Outlook
The Malaysian Ringgit is showing resilience in early 2026 as the US dollar weakens on rate-cut expectations, and Malaysia's economy strengthens. Growth in Q3 2025 at 5.2% supports domestic demand and exports, while fiscal consolidation aims for a 3.5% deficit of GDP by 2026. Sustained FDI inflows in technology and green energy bolster external demand, and firmer oil prices help energy exporters. In the near term, the MYR could extend gains if the dollar remains soft, but it remains sensitive to shifts in US policy and oil-price moves.
Key drivers
- US Federal Reserve's rate cuts have weakened the US dollar, providing headroom for the MYR to strengthen.
- Malaysia's economy expanded 5.2% in Q3 2025, supported by domestic consumption and exports.
- Fiscal consolidation aims to reduce the deficit to 3.5% of GDP by 2026, improving financial stability.
- Continued FDI inflows, particularly in technology and green energy, support external demand for the MYR.

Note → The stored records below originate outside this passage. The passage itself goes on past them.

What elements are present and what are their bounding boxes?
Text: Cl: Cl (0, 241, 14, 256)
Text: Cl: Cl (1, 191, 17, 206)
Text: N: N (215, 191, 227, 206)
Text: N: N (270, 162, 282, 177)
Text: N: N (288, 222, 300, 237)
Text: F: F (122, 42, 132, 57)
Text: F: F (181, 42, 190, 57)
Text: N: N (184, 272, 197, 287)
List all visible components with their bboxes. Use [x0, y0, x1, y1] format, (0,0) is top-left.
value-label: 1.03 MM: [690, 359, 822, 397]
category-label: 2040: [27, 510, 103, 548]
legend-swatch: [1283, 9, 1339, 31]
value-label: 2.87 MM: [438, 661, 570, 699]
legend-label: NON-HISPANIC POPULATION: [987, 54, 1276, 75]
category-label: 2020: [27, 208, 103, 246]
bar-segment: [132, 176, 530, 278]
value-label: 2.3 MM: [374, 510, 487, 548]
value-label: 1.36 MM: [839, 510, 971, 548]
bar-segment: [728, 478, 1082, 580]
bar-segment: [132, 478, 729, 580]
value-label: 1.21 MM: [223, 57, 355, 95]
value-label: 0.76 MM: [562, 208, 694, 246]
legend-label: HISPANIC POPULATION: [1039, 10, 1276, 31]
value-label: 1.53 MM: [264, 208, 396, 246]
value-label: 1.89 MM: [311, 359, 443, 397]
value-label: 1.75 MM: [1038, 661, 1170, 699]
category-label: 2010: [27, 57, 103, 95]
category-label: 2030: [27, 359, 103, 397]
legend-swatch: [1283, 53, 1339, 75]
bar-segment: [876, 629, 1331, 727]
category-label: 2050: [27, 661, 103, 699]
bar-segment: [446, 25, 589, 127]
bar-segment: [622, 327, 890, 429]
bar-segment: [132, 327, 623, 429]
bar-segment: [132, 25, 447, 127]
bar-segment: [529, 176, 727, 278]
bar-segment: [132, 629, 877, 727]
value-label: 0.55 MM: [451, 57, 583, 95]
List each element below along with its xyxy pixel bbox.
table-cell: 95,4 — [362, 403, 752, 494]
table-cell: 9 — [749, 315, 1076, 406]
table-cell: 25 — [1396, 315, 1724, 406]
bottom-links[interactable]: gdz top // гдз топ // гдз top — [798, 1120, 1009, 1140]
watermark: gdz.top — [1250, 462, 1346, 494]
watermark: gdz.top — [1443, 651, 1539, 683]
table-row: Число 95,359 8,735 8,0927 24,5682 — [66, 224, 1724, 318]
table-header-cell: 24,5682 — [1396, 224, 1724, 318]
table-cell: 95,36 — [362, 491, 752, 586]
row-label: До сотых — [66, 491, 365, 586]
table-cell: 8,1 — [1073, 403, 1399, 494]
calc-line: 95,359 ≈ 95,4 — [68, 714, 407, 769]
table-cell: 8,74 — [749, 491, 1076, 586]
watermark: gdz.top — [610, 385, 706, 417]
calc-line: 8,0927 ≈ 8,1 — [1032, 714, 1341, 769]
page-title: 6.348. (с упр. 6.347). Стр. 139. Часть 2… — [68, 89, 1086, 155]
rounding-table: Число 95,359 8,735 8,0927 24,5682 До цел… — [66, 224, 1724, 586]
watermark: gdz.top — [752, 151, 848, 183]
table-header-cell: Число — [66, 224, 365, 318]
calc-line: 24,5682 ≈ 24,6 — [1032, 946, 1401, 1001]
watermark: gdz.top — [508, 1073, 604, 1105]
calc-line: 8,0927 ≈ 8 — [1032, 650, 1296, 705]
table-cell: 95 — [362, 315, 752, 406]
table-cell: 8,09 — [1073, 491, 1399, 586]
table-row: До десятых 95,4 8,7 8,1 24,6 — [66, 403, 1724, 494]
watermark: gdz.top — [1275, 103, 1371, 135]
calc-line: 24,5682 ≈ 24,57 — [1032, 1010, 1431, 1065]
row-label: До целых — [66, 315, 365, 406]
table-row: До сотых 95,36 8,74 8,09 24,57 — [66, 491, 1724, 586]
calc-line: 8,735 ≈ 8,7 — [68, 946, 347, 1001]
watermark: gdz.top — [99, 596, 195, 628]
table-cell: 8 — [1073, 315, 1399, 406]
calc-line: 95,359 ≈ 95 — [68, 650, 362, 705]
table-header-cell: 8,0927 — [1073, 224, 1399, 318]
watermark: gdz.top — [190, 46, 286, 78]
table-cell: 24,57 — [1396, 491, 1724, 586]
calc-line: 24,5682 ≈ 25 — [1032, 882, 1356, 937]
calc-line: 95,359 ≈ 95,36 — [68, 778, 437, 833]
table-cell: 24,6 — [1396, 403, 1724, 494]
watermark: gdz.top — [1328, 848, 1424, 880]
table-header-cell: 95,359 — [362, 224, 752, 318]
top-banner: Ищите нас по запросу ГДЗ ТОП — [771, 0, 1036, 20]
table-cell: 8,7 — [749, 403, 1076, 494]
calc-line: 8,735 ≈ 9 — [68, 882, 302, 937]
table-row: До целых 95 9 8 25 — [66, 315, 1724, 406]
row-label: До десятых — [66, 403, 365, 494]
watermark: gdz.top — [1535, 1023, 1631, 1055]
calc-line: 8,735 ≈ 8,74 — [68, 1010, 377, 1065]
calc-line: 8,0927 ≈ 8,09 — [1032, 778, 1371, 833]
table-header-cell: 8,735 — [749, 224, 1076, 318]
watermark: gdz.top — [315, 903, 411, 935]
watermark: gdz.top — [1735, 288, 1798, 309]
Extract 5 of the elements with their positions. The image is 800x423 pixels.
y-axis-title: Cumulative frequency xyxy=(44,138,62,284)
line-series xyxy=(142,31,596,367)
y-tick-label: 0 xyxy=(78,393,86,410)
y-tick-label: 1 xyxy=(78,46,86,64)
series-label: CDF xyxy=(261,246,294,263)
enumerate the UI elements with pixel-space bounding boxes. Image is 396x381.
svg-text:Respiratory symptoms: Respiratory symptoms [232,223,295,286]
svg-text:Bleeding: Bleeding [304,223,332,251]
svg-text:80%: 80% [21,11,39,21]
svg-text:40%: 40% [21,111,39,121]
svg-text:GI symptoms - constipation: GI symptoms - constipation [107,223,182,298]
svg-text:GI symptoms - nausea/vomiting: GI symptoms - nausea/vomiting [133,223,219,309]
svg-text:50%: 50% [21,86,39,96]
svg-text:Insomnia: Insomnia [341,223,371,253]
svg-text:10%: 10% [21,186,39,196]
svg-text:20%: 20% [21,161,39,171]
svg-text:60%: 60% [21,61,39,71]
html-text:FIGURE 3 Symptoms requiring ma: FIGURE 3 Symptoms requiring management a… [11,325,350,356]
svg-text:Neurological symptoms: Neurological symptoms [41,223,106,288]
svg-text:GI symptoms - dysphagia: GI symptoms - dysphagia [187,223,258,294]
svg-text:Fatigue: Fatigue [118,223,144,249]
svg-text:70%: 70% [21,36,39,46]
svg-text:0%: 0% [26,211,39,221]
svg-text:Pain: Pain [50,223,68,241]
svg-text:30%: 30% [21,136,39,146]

- Oil price movements: Oil at 68.86 USD, about 8.7% above its 3-month average, supports energy exporters and overall risk sentiment.
Range
MYR/USD around 0.2532 (7-day lows), 3-month average 0.2456, trading range 0.2395–0.2552.
MYR/EUR around 0.2150, 3-month average 0.21, trading range 0.2070–0.2155.
MYR/GBP around 0.1872, 3-month average 0.1834, trading range 0.1813–0.1873.
MYR/JPY around 39.68, 3-month average 38.34, trading range 36.74–39.91.
Brent Crude OIL/USD around 68.86, 3-month average 63.37, trading range 59.04–69.09.
What could change it
- A stronger-than-expected US dollar due to hawkish Fed messaging or data would limit MYR gains.
- Domestic data surprises or higher fiscal deficits could weigh on the currency.
- A sharp fall in oil prices or a downgrade in Malaysia's energy outlook could dampen MYR strength.
- Increased global risk-off sentiment or geopolitical tensions could push the MYR lower.
- A sustained improvement in FDI inflows or a more favorable external balance could support the upside.